Psychological interventions: As the role of psychological dysfunction in chronic tinnitus is increasingly recognized, psychological interventions, in addition to routine patient education and counseling, have been regarded as an important part of tinnitus management. Specific attention has been focused on cognitive-behavioral therapy (CBT) in recent years. Several studies have suggested that CBT improves tinnitus, although there is also research that shows it has no effect on tinnitus loudness. Most studies agree that CBT improves the patient’s general well-being and quality of life, and that the effects can be maintained over time. More trials are currently under way to establish its efficacy as a valid tinnitus treatment. Additionally, the patient education and counseling components in TRT (see above) and other habituation therapies may very well play a role in psychological intervention. Studies seem to indicate that TRT is superior over simple masking which may be attributed to the additional psychological benefits from patient education and counseling.
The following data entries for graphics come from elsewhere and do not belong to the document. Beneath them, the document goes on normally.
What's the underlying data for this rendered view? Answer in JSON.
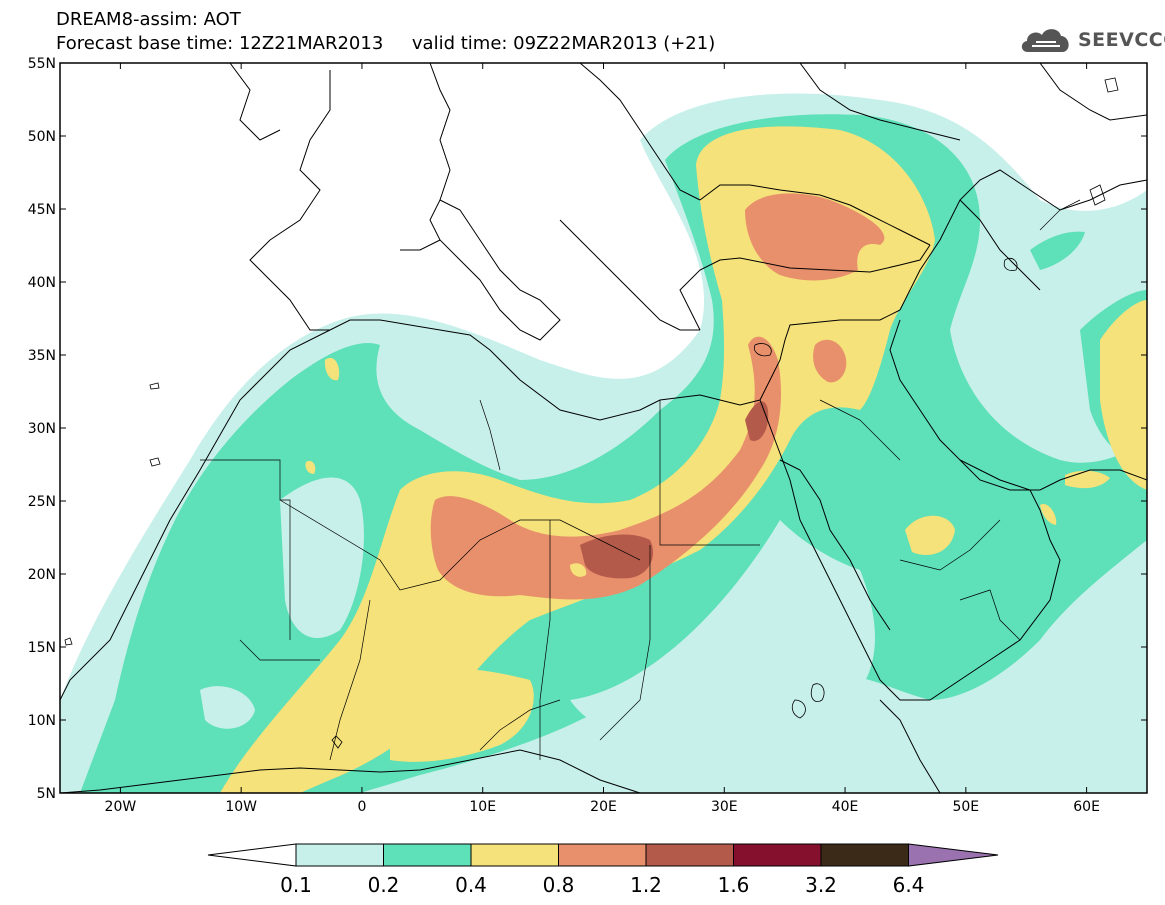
{
  "header": {
    "title": "DREAM8-assim: AOT",
    "base_label": "Forecast base time: 12Z21MAR2013",
    "valid_label": "valid time: 09Z22MAR2013 (+21)"
  },
  "logo": {
    "text": "SEEVCCC",
    "icon": "cloud-icon"
  },
  "map": {
    "type": "filled-contour-map",
    "variable": "AOT",
    "lon_range": [
      -25,
      65
    ],
    "lat_range": [
      5,
      55
    ],
    "lat_ticks": [
      "5N",
      "10N",
      "15N",
      "20N",
      "25N",
      "30N",
      "35N",
      "40N",
      "45N",
      "50N",
      "55N"
    ],
    "lon_ticks": [
      "20W",
      "10W",
      "0",
      "10E",
      "20E",
      "30E",
      "40E",
      "50E",
      "60E"
    ],
    "colors": {
      "level_0.1": "#c8f0ea",
      "level_0.2": "#5ee0b8",
      "level_0.4": "#f5e27a",
      "level_0.8": "#e8906c",
      "level_1.2": "#b45a4a",
      "level_1.6": "#84102e",
      "level_3.2": "#3c2a18",
      "level_6.4": "#9a72b0",
      "coastline": "#000000"
    }
  },
  "colorbar": {
    "labels": [
      "0.1",
      "0.2",
      "0.4",
      "0.8",
      "1.2",
      "1.6",
      "3.2",
      "6.4"
    ],
    "colors": [
      "#c8f0ea",
      "#5ee0b8",
      "#f5e27a",
      "#e8906c",
      "#b45a4a",
      "#84102e",
      "#3c2a18"
    ],
    "under_color": "#ffffff",
    "over_color": "#9a72b0"
  }
}
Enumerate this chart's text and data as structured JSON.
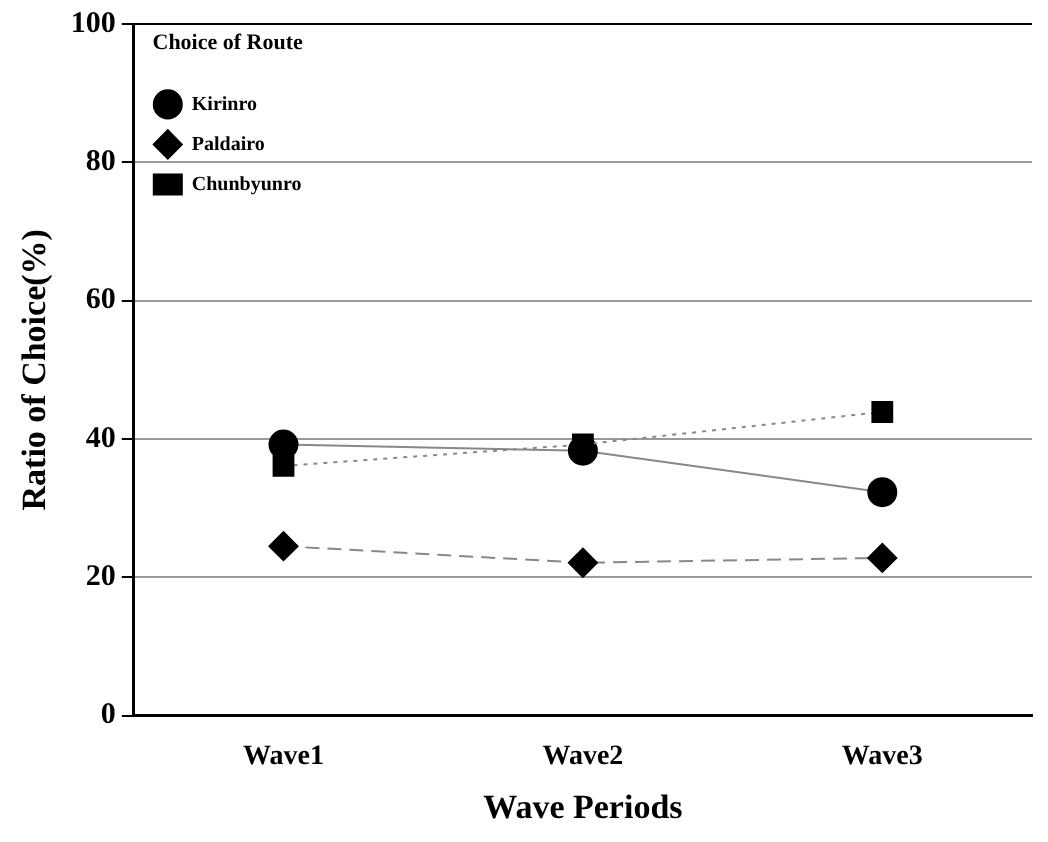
{
  "chart_data": {
    "type": "line",
    "xlabel": "Wave Periods",
    "ylabel": "Ratio of Choice(%)",
    "legend_title": "Choice of Route",
    "categories": [
      "Wave1",
      "Wave2",
      "Wave3"
    ],
    "series": [
      {
        "name": "Kirinro",
        "color": "#000000",
        "values": [
          39.2,
          38.3,
          32.3
        ],
        "marker": "circle",
        "line_style": "solid"
      },
      {
        "name": "Paldairo",
        "color": "#000000",
        "values": [
          24.5,
          22.1,
          22.8
        ],
        "marker": "diamond",
        "line_style": "dashed"
      },
      {
        "name": "Chunbyunro",
        "color": "#000000",
        "values": [
          36.1,
          39.2,
          43.9
        ],
        "marker": "square",
        "line_style": "dotted"
      }
    ],
    "ylim": [
      0,
      100
    ],
    "yticks": [
      0,
      20,
      40,
      60,
      80,
      100
    ],
    "grid": "y",
    "legend": "top left"
  }
}
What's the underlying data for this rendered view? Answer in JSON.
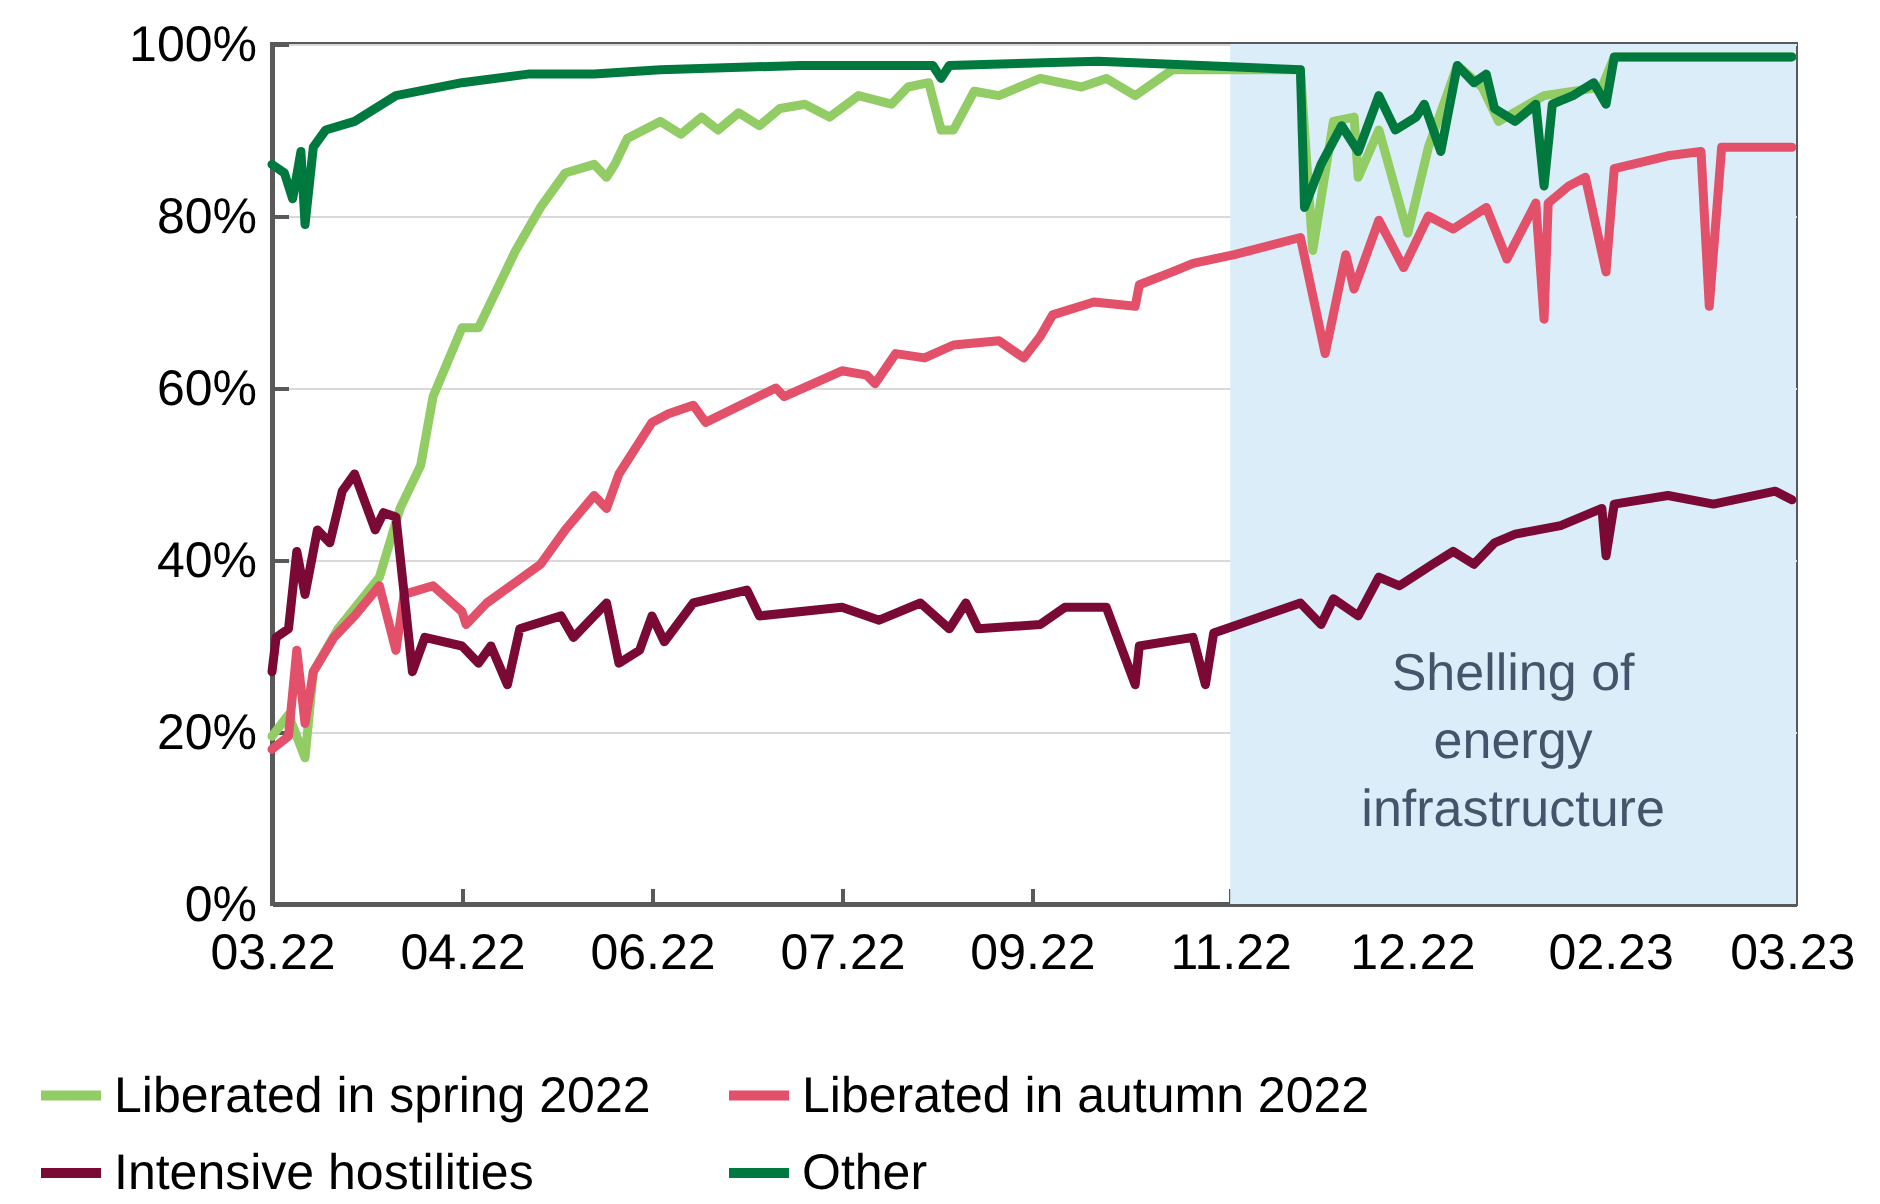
{
  "chart_data": {
    "type": "line",
    "ylim": [
      0,
      100
    ],
    "yticks": [
      {
        "value": 0,
        "label": "0%"
      },
      {
        "value": 20,
        "label": "20%"
      },
      {
        "value": 40,
        "label": "40%"
      },
      {
        "value": 60,
        "label": "60%"
      },
      {
        "value": 80,
        "label": "80%"
      },
      {
        "value": 100,
        "label": "100%"
      }
    ],
    "xlim": [
      "2022-03-14",
      "2023-03-18"
    ],
    "xticks": [
      {
        "value": "2022-03-14",
        "label": "03.22"
      },
      {
        "value": "2022-04-29",
        "label": "04.22"
      },
      {
        "value": "2022-06-14",
        "label": "06.22"
      },
      {
        "value": "2022-07-30",
        "label": "07.22"
      },
      {
        "value": "2022-09-14",
        "label": "09.22"
      },
      {
        "value": "2022-11-01",
        "label": "11.22"
      },
      {
        "value": "2022-12-15",
        "label": "12.22"
      },
      {
        "value": "2023-02-01",
        "label": "02.23"
      },
      {
        "value": "2023-03-17",
        "label": "03.23"
      }
    ],
    "grid": "y",
    "legend": "bottom",
    "line_style": "solid",
    "bands": [
      {
        "axis": "x",
        "from": "2022-11-01",
        "to": "2023-03-18",
        "label": "Shelling of energy infrastructure",
        "color": "#dbedf8"
      }
    ],
    "series": [
      {
        "name": "Liberated in spring 2022",
        "color": "#92cc64",
        "x": [
          "2022-03-14",
          "2022-03-18",
          "2022-03-22",
          "2022-03-24",
          "2022-03-30",
          "2022-04-09",
          "2022-04-14",
          "2022-04-19",
          "2022-04-22",
          "2022-04-29",
          "2022-05-03",
          "2022-05-07",
          "2022-05-12",
          "2022-05-18",
          "2022-05-24",
          "2022-05-31",
          "2022-06-03",
          "2022-06-05",
          "2022-06-08",
          "2022-06-16",
          "2022-06-21",
          "2022-06-26",
          "2022-06-30",
          "2022-07-05",
          "2022-07-10",
          "2022-07-15",
          "2022-07-21",
          "2022-07-27",
          "2022-08-03",
          "2022-08-11",
          "2022-08-15",
          "2022-08-20",
          "2022-08-23",
          "2022-08-26",
          "2022-08-31",
          "2022-09-06",
          "2022-09-16",
          "2022-09-26",
          "2022-10-02",
          "2022-10-09",
          "2022-10-18",
          "2022-11-03",
          "2022-11-18",
          "2022-11-21",
          "2022-11-26",
          "2022-12-01",
          "2022-12-02",
          "2022-12-07",
          "2022-12-14",
          "2022-12-19",
          "2022-12-26",
          "2023-01-01",
          "2023-01-05",
          "2023-01-16",
          "2023-01-30",
          "2023-02-02",
          "2023-03-17"
        ],
        "values": [
          19.5,
          22,
          17,
          27,
          32,
          38,
          46,
          51,
          59,
          67,
          67,
          71,
          76,
          81,
          85,
          86,
          84.5,
          86,
          89,
          91,
          89.5,
          91.5,
          90,
          92,
          90.5,
          92.5,
          93,
          91.5,
          94,
          93,
          95,
          95.5,
          90,
          90,
          94.5,
          94,
          96,
          95,
          96,
          94,
          97,
          97,
          97,
          76,
          91,
          91.5,
          84.5,
          90,
          78,
          88,
          97.5,
          95,
          91,
          94,
          95,
          98.5,
          98.5
        ]
      },
      {
        "name": "Liberated in autumn 2022",
        "color": "#e35069",
        "x": [
          "2022-03-14",
          "2022-03-18",
          "2022-03-20",
          "2022-03-22",
          "2022-03-24",
          "2022-03-29",
          "2022-04-03",
          "2022-04-09",
          "2022-04-13",
          "2022-04-15",
          "2022-04-22",
          "2022-04-29",
          "2022-04-30",
          "2022-05-05",
          "2022-05-18",
          "2022-05-24",
          "2022-05-31",
          "2022-06-03",
          "2022-06-06",
          "2022-06-14",
          "2022-06-18",
          "2022-06-24",
          "2022-06-27",
          "2022-07-14",
          "2022-07-16",
          "2022-07-30",
          "2022-08-05",
          "2022-08-07",
          "2022-08-12",
          "2022-08-19",
          "2022-08-26",
          "2022-09-06",
          "2022-09-12",
          "2022-09-16",
          "2022-09-19",
          "2022-09-29",
          "2022-10-09",
          "2022-10-10",
          "2022-10-18",
          "2022-10-23",
          "2022-11-02",
          "2022-11-18",
          "2022-11-24",
          "2022-11-29",
          "2022-12-01",
          "2022-12-07",
          "2022-12-13",
          "2022-12-19",
          "2022-12-25",
          "2023-01-02",
          "2023-01-07",
          "2023-01-14",
          "2023-01-16",
          "2023-01-17",
          "2023-01-22",
          "2023-01-26",
          "2023-01-31",
          "2023-02-02",
          "2023-02-15",
          "2023-02-23",
          "2023-02-25",
          "2023-02-28",
          "2023-03-17"
        ],
        "values": [
          18,
          19.5,
          29.5,
          21,
          27,
          31,
          33.5,
          37,
          29.5,
          36,
          37,
          34,
          32.5,
          35,
          39.5,
          43.5,
          47.5,
          46,
          50,
          56,
          57,
          58,
          56,
          60,
          59,
          62,
          61.5,
          60.5,
          64,
          63.5,
          65,
          65.5,
          63.5,
          66,
          68.5,
          70,
          69.5,
          72,
          73.5,
          74.5,
          75.5,
          77.5,
          64,
          75.5,
          71.5,
          79.5,
          74,
          80,
          78.5,
          81,
          75,
          81.5,
          68,
          81.5,
          83.5,
          84.5,
          73.5,
          85.5,
          87,
          87.5,
          69.5,
          88,
          88
        ]
      },
      {
        "name": "Intensive hostilities",
        "color": "#7a0a35",
        "x": [
          "2022-03-14",
          "2022-03-15",
          "2022-03-18",
          "2022-03-20",
          "2022-03-22",
          "2022-03-25",
          "2022-03-28",
          "2022-03-31",
          "2022-04-03",
          "2022-04-08",
          "2022-04-10",
          "2022-04-13",
          "2022-04-17",
          "2022-04-20",
          "2022-04-29",
          "2022-05-03",
          "2022-05-06",
          "2022-05-10",
          "2022-05-13",
          "2022-05-23",
          "2022-05-26",
          "2022-05-31",
          "2022-06-03",
          "2022-06-06",
          "2022-06-11",
          "2022-06-14",
          "2022-06-17",
          "2022-06-24",
          "2022-07-07",
          "2022-07-10",
          "2022-07-30",
          "2022-08-08",
          "2022-08-18",
          "2022-08-25",
          "2022-08-29",
          "2022-09-01",
          "2022-09-16",
          "2022-09-22",
          "2022-10-02",
          "2022-10-09",
          "2022-10-10",
          "2022-10-23",
          "2022-10-26",
          "2022-10-28",
          "2022-11-03",
          "2022-11-18",
          "2022-11-23",
          "2022-11-26",
          "2022-12-02",
          "2022-12-07",
          "2022-12-12",
          "2022-12-20",
          "2022-12-25",
          "2022-12-30",
          "2023-01-04",
          "2023-01-09",
          "2023-01-20",
          "2023-01-30",
          "2023-01-31",
          "2023-02-02",
          "2023-02-15",
          "2023-02-26",
          "2023-03-13",
          "2023-03-17"
        ],
        "values": [
          27,
          31,
          32,
          41,
          36,
          43.5,
          42,
          48,
          50,
          43.5,
          45.5,
          45,
          27,
          31,
          30,
          28,
          30,
          25.5,
          32,
          33.5,
          31,
          33.5,
          35,
          28,
          29.5,
          33.5,
          30.5,
          35,
          36.5,
          33.5,
          34.5,
          33,
          35,
          32,
          35,
          32,
          32.5,
          34.5,
          34.5,
          25.5,
          30,
          31,
          25.5,
          31.5,
          32.5,
          35,
          32.5,
          35.5,
          33.5,
          38,
          37,
          39.5,
          41,
          39.5,
          42,
          43,
          44,
          46,
          40.5,
          46.5,
          47.5,
          46.5,
          48,
          47
        ]
      },
      {
        "name": "Other",
        "color": "#00793f",
        "x": [
          "2022-03-14",
          "2022-03-17",
          "2022-03-19",
          "2022-03-21",
          "2022-03-22",
          "2022-03-24",
          "2022-03-27",
          "2022-04-03",
          "2022-04-13",
          "2022-04-29",
          "2022-05-15",
          "2022-05-31",
          "2022-06-16",
          "2022-07-20",
          "2022-08-13",
          "2022-08-21",
          "2022-08-23",
          "2022-08-25",
          "2022-09-30",
          "2022-10-25",
          "2022-11-18",
          "2022-11-19",
          "2022-11-23",
          "2022-11-28",
          "2022-12-02",
          "2022-12-07",
          "2022-12-11",
          "2022-12-16",
          "2022-12-18",
          "2022-12-22",
          "2022-12-26",
          "2022-12-30",
          "2023-01-02",
          "2023-01-04",
          "2023-01-09",
          "2023-01-14",
          "2023-01-16",
          "2023-01-18",
          "2023-01-23",
          "2023-01-28",
          "2023-01-31",
          "2023-02-02",
          "2023-02-15",
          "2023-02-28",
          "2023-03-17"
        ],
        "values": [
          86,
          85,
          82,
          87.5,
          79,
          88,
          90,
          91,
          94,
          95.5,
          96.5,
          96.5,
          97,
          97.5,
          97.5,
          97.5,
          96,
          97.5,
          98,
          97.5,
          97,
          81,
          86,
          90.5,
          87.5,
          94,
          90,
          91.5,
          93,
          87.5,
          97.5,
          95.5,
          96.5,
          92.5,
          91,
          93,
          83.5,
          93,
          94,
          95.5,
          93,
          98.5,
          98.5,
          98.5,
          98.5
        ]
      }
    ]
  }
}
Brain stimulation: It has been theorized that manipulation of activities in relevant areas of the brain may affect tinnitus. Deep brain stimulation, transcranial magnetic stimulation, and direct brain stimulation have been studied for their effects on tinnitus. Transcranial magnetic stimulation is a noninvasive procedure that changes neural activity in brain tissue within the magnetic fields generated by coils placed outside the skull. On the other hand, deep brain stimulation and direct brain stimulation require direct access to the stimulation target in the brain and are therefore associated with risks and complications normally seen in brain surgeries. Functional brain imaging has been reported in some studies to facilitate locating the stimulation target. Pilot studies have indicated benefits from transcranial, deep brain, and direct brain stimulation in some patients. But the limited number of studies and cases reported, as well as the invasive nature of some of these procedures, means there is very limited support for their routine use in patients with tinnitus. Some studies also suggest that electric stimulation via cochlear implantation can reduce tinnitus in patients with profound hearing loss. Electrical nerve stimulation is shown to have limited effects on tinnitus, but seems to improve quality of life. Nontraditional interventions including acupuncture, hyperbaric oxygen therapy (inhaling concentrated oxygen in a pressurized chamber), and low-level laser irradiation treatment through the ear canal have been tested for their potential benefits in the treatment of tinnitus. Yet, there is insufficient study evidence to support their respective efficacies.